MONTREAL —After seven agonizing weeks for the family, the remains of Alexandre Bitton, the only Jewish Canadian killed in the Jan. 12 earthquake in Haiti, were finally recovered March 2 in the rubble of the Hotel Montana, his mother confirmed last Friday.
Alexandre Bitton
When found, he was the only Canadian still missing at the completely levelled Port-au-Prince hotel.
“They know it’s him because they found him in his room with all his papers on him,” Jocelyne Bitton told The CJN last Friday. “He had his passport on him, his wallet on him with all his credit cards, so from what the RCMP is telling us, they are sure it is him.”
Still, while some closure came in knowing Bitton had been found, the family – still upset over what they said was a lack of co-operation by Foreign Affairs officials in keeping them informed about Bitton’s whereabouts – remained frustrated by delays in getting a necessary dental-record match done to absolutely confirm his identity.
“The coroner’s team was there on Thursday,” Jocelyne Bitton said last week, “but they changed people and they won’t be back at work until Sunday.
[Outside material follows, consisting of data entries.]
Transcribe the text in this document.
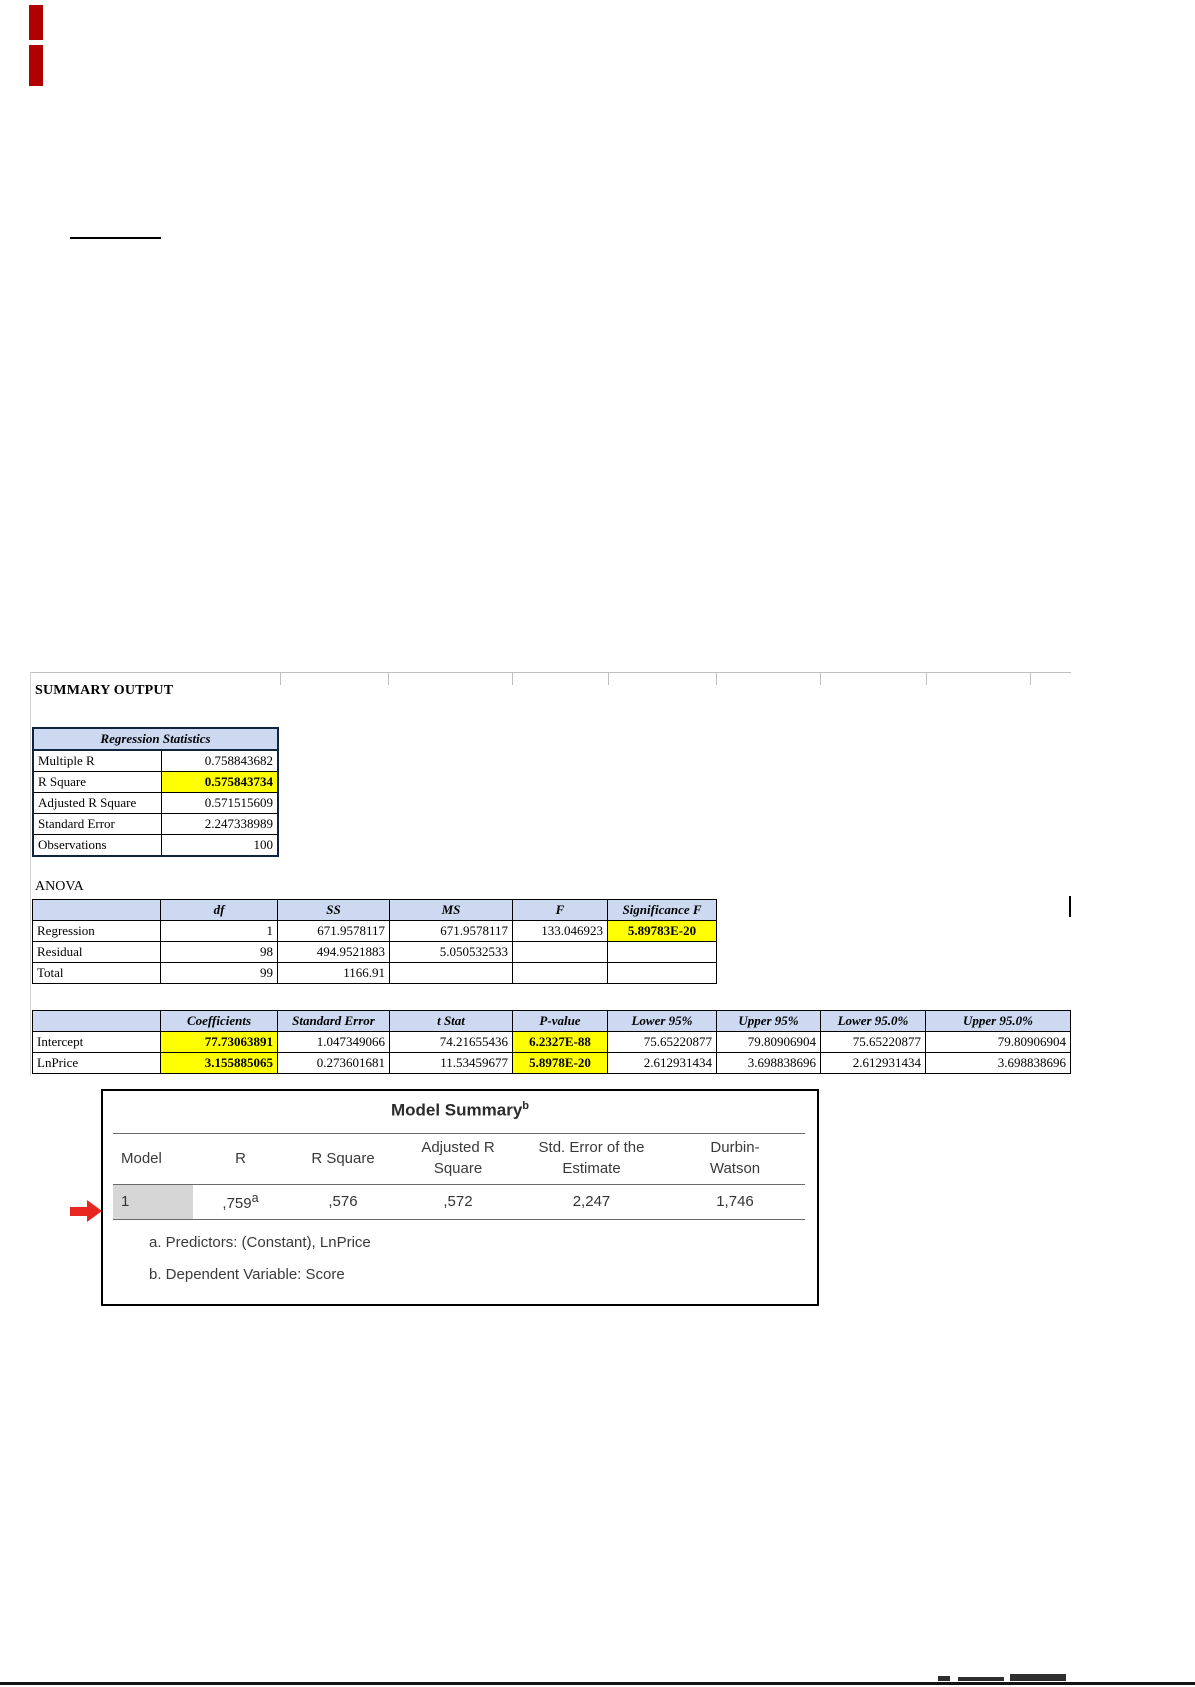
SUMMARY OUTPUT
Regression Statistics	
Multiple R	0.758843682
R Square	0.575843734
Adjusted R Square	0.571515609
Standard Error	2.247338989
Observations	100
ANOVA
	df	SS	MS	F	Significance F
Regression	1	671.9578117	671.9578117	133.046923	5.89783E-20
Residual	98	494.9521883	5.050532533		
Total	99	1166.91			
	Coefficients	Standard Error	t Stat	P-value	Lower 95%	Upper 95%	Lower 95.0%	Upper 95.0%
Intercept	77.73063891	1.047349066	74.21655436	6.2327E-88	75.65220877	79.80906904	75.65220877	79.80906904
LnPrice	3.155885065	0.273601681	11.53459677	5.8978E-20	2.612931434	3.698838696	2.612931434	3.698838696
Model Summary$^b$
Model	R	R Square	Adjusted R Square	Std. Error of the Estimate	Durbin-Watson
1	,759$^a$	,576	,572	2,247	1,746
a. Predictors: (Constant), LnPrice
b. Dependent Variable: Score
The test won’t take place until Monday [March 8], and we hope to have [the confirmation] by the middle of the week.
“I don’t understand why the team couldn’t wait one more day,” she continued. “The waiting was hard for seven weeks, but this week it is unbearable, knowing he is found but cannot be put to rest.”
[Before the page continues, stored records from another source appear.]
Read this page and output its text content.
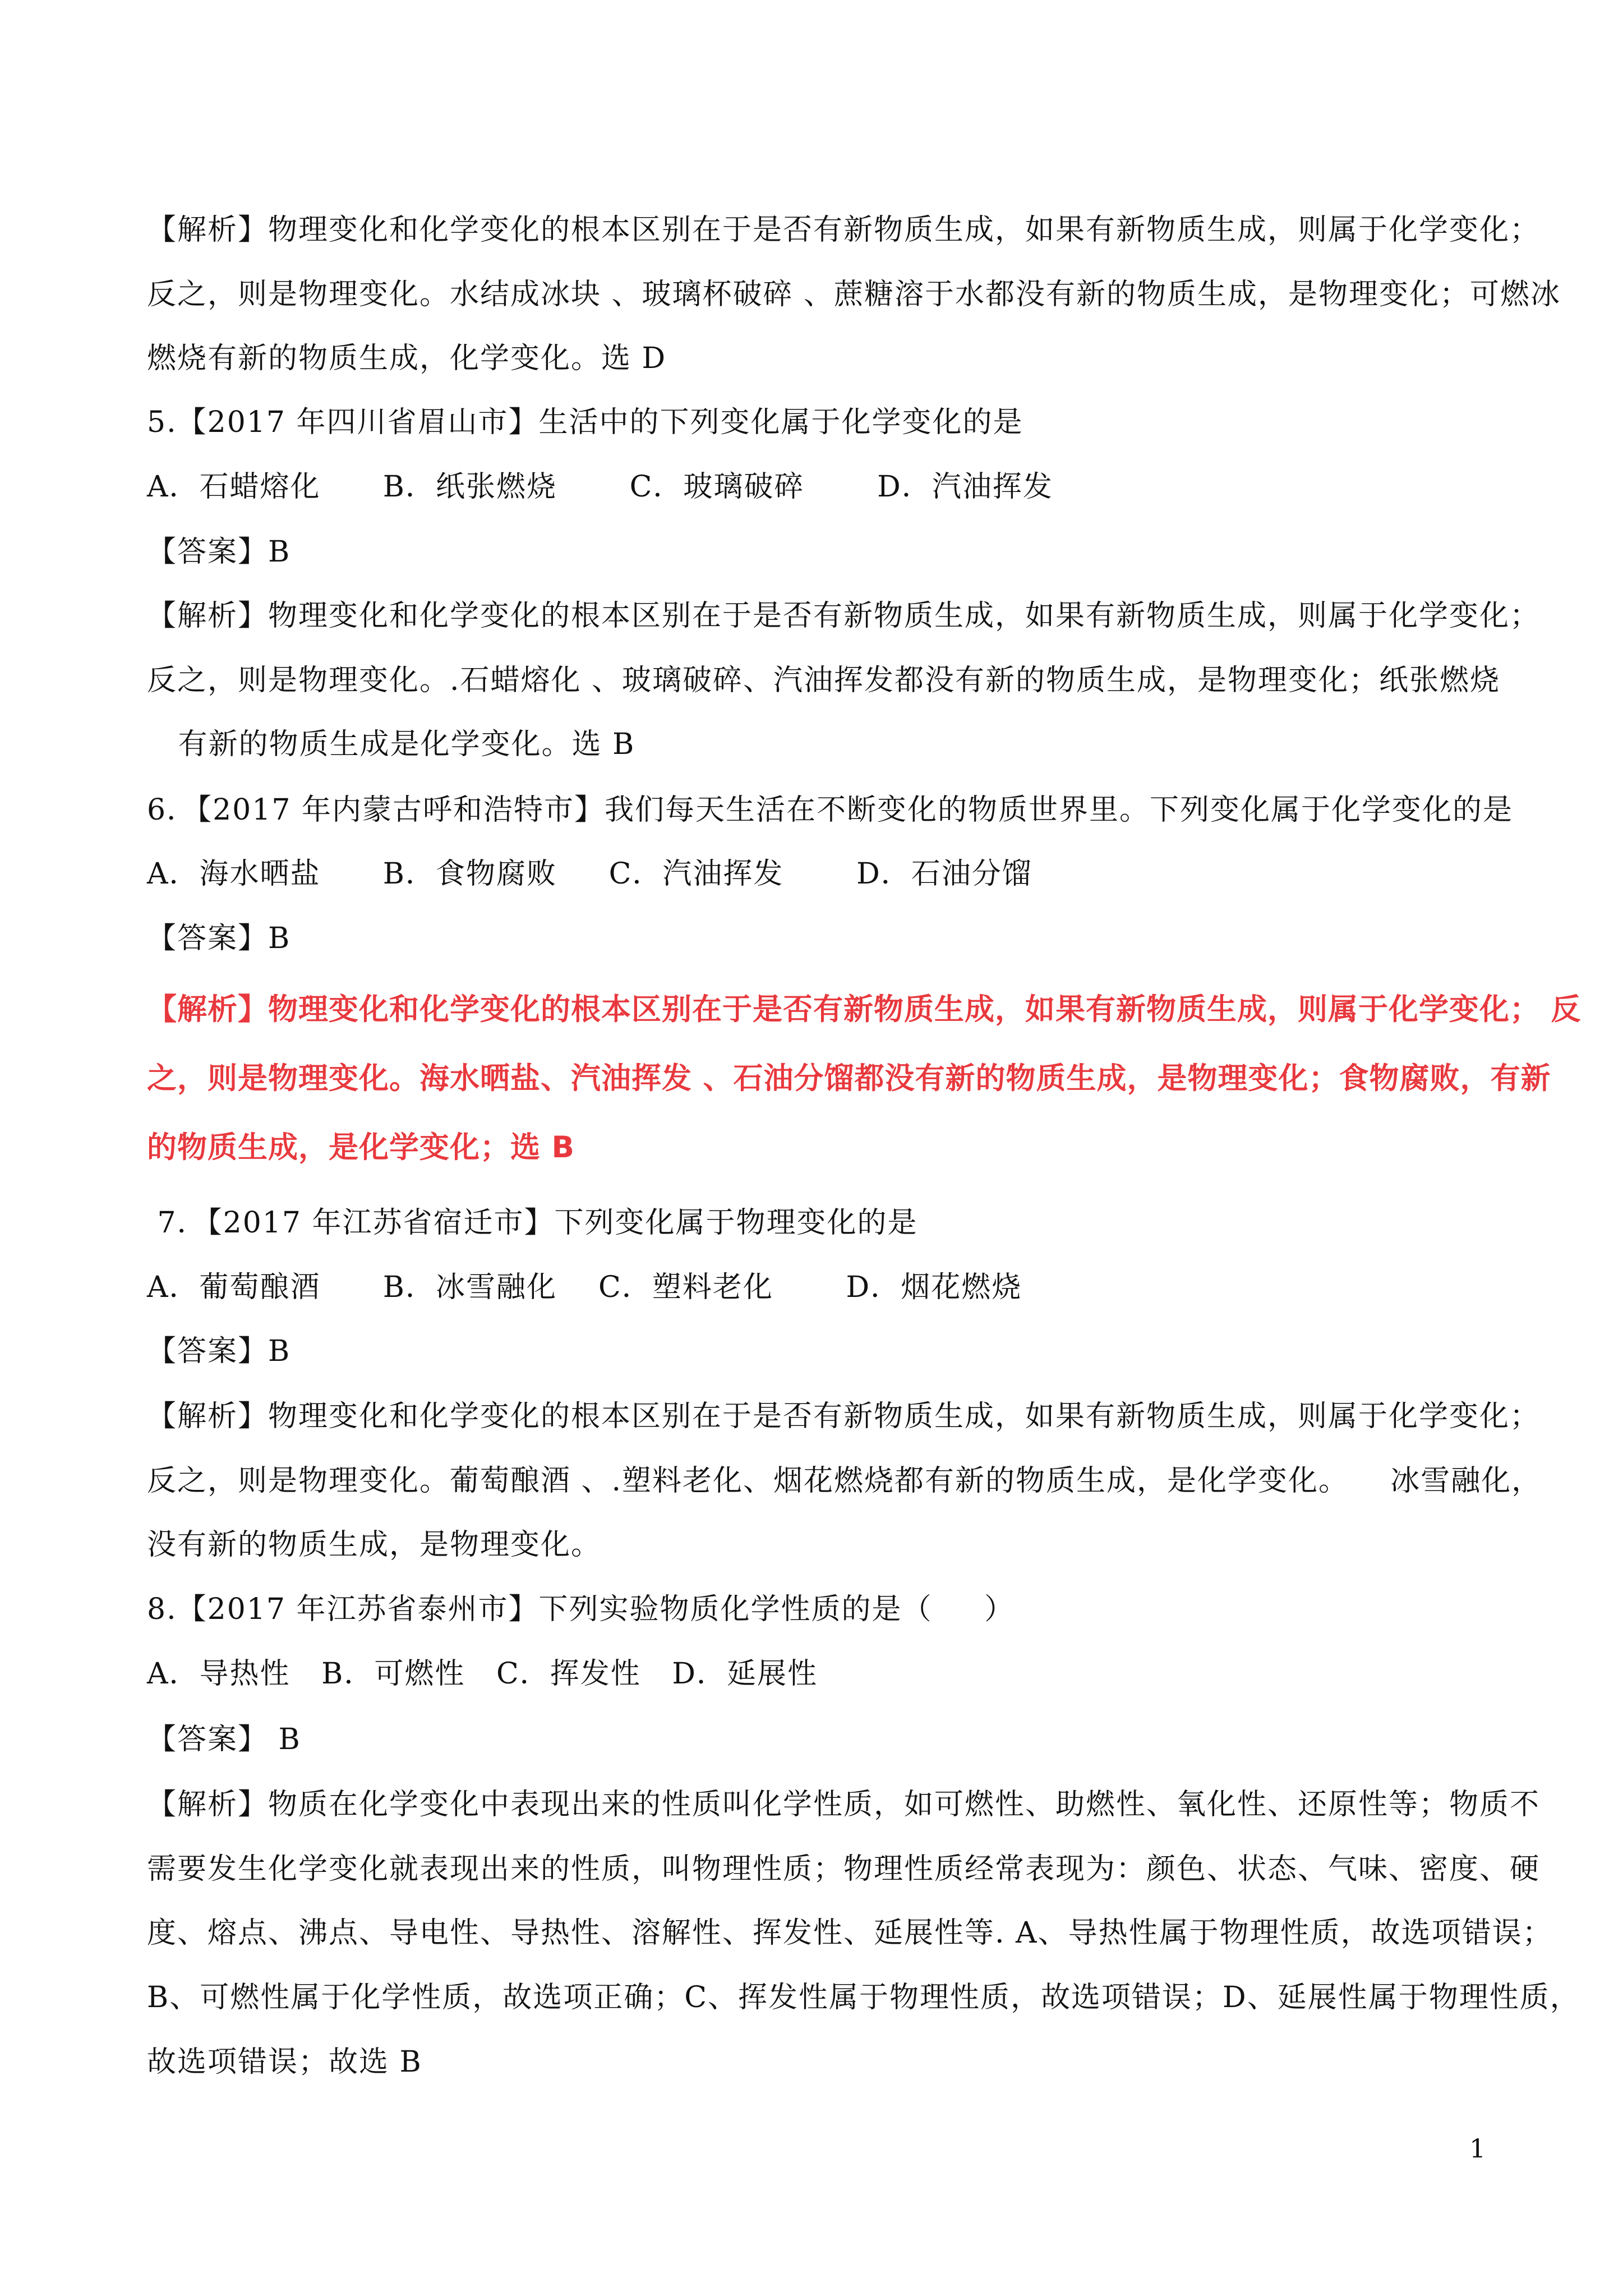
【解析】物理变化和化学变化的根本区别在于是否有新物质生成，如果有新物质生成，则属于化学变化；
反之，则是物理变化。水结成冰块 、玻璃杯破碎 、蔗糖溶于水都没有新的物质生成，是物理变化；可燃冰
燃烧有新的物质生成，化学变化。选 D
5.【2017 年四川省眉山市】生活中的下列变化属于化学变化的是
A．石蜡熔化      B．纸张燃烧       C．玻璃破碎       D．汽油挥发
【答案】B
【解析】物理变化和化学变化的根本区别在于是否有新物质生成，如果有新物质生成，则属于化学变化；
反之，则是物理变化。.石蜡熔化 、玻璃破碎、汽油挥发都没有新的物质生成，是物理变化；纸张燃烧
有新的物质生成是化学变化。选 B
6．【2017 年内蒙古呼和浩特市】我们每天生活在不断变化的物质世界里。下列变化属于化学变化的是
A．海水晒盐      B．食物腐败     C．汽油挥发       D．石油分馏
【答案】B
【解析】物理变化和化学变化的根本区别在于是否有新物质生成，如果有新物质生成，则属于化学变化； 反
之，则是物理变化。海水晒盐、汽油挥发 、石油分馏都没有新的物质生成，是物理变化；食物腐败，有新
的物质生成，是化学变化；选 B
7．【2017 年江苏省宿迁市】下列变化属于物理变化的是
A．葡萄酿酒      B．冰雪融化    C．塑料老化       D．烟花燃烧
【答案】B
【解析】物理变化和化学变化的根本区别在于是否有新物质生成，如果有新物质生成，则属于化学变化；
反之，则是物理变化。葡萄酿酒 、.塑料老化、烟花燃烧都有新的物质生成，是化学变化。    冰雪融化，
没有新的物质生成，是物理变化。
8.【2017 年江苏省泰州市】下列实验物质化学性质的是（     ）
A．导热性   B．可燃性   C．挥发性   D．延展性
【答案】 B
【解析】物质在化学变化中表现出来的性质叫化学性质，如可燃性、助燃性、氧化性、还原性等；物质不
需要发生化学变化就表现出来的性质，叫物理性质；物理性质经常表现为：颜色、状态、气味、密度、硬
度、熔点、沸点、导电性、导热性、溶解性、挥发性、延展性等. A、导热性属于物理性质，故选项错误；
B、可燃性属于化学性质，故选项正确；C、挥发性属于物理性质，故选项错误；D、延展性属于物理性质，
故选项错误；故选 B
1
She said the family’s sense of relief in finally knowing her son’s fate was tempered by the awareness that all hope is now gone.
“This is the news we were waiting for, but didn’t want to hear,” she said. “We were getting desperate that he wouldn’t be found at all. Even in our head if we knew he was probably dead, there was a glimmer of hope. Now there’s none.”
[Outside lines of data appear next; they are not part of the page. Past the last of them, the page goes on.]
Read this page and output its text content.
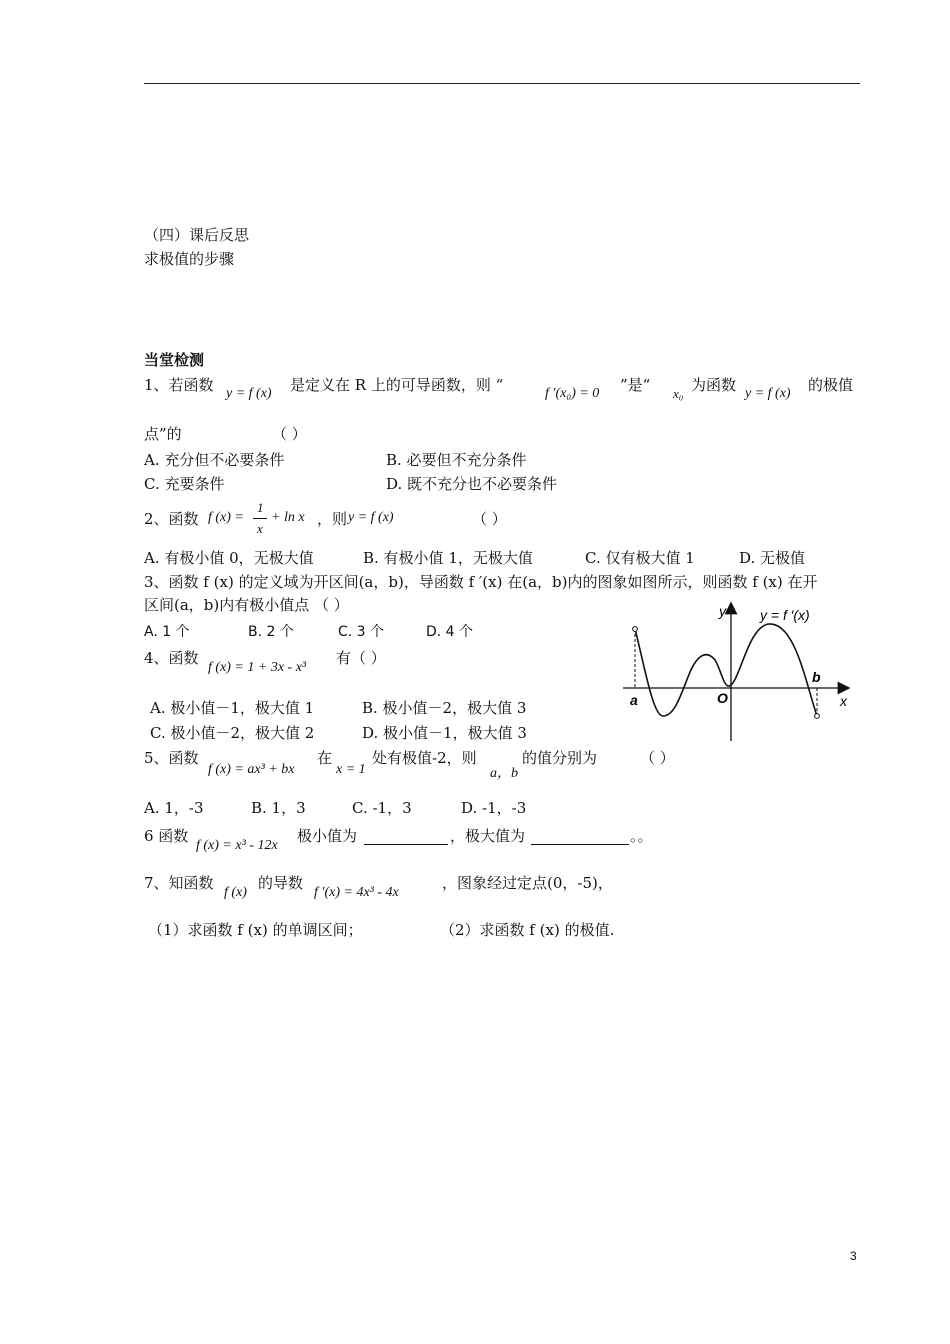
（四）课后反思
求极值的步骤
当堂检测
1、若函数 y = f (x) 是定义在 R 上的可导函数，则 “	f ′(x₀) = 0 ”是“ x₀ 为函数 y = f (x) 的极值
点”的	（ ）
A. 充分但不必要条件	B. 必要但不充分条件
C. 充要条件	D. 既不充分也不必要条件
2、函数 f (x) =
1
x
+ ln x ，则 y = f (x)	（ ）
A. 有极小值 0，无极大值	B. 有极小值 1，无极大值	C. 仅有极大值 1	D. 无极值
3、函数 f (x) 的定义域为开区间(a，b)，导函数 f ′(x) 在(a，b)内的图象如图所示，则函数 f (x) 在开
区间(a，b)内有极小值点 （ ）
A. 1 个	B. 2 个	C. 3 个	D. 4 个
4、函数
f (x) = 1 + 3x - x³
有（ ）
A. 极小值－1，极大值 1	B. 极小值－2，极大值 3
C. 极小值－2，极大值 2	D. 极小值－1，极大值 3
5、函数
f (x) = ax³ + bx
在
x = 1
处有极值-2，则
a，b
的值分别为	（ ）
A. 1，-3	B. 1，3	C. -1，3	D. -1，-3
6 函数
f (x) = x³ - 12x
极小值为	，极大值为	。。
7、知函数
f (x)
的导数
f ′(x) = 4x³ - 4x
，图象经过定点(0，-5)，
（1）求函数 f (x) 的单调区间；	（2）求函数 f (x) 的极值.
y y = f ′(x)
b
a	O	x
3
She said it’s not yet known whether any family member or other member of the community would travel to Haiti to facilitate the return of her son’s body to Montreal.
Ironically, Jocelyne’s husband, Ralph Bitton, once supervised a sports-study program at Antoine-de-St-Exupery High School in Montreal’s east end that had included the participation of Olympic figure skating bronze medallist Joannie Rochette, whose mother, Therese, died suddenly in Vancouver just before her daughter was to compete. Jocelyne said her husband and Rochette stayed in touch on Facebook, but she didn’t know whether Rochette was aware of what had happened to her former teacher’s son.
“Ralph didn’t want to add to her pain by informing her,” Jocelyne said.
According to Shaare Zedek Congregation’s Rabbi Alan Bright, a friend of the family who has been in regular contact, there is a general consensus among religious authorities that mourning can begin once a body is recovered and identified.
Bright married Bitton and his wife, Line Dufresne, at his shul in August 2009, and they have a two-year-old son, Joshua.
Bitton, 36, was an Internet technology consultant and was on his first trip to Haiti on business with a colleague, who was just outside the hotel when it collapsed. The colleague survived.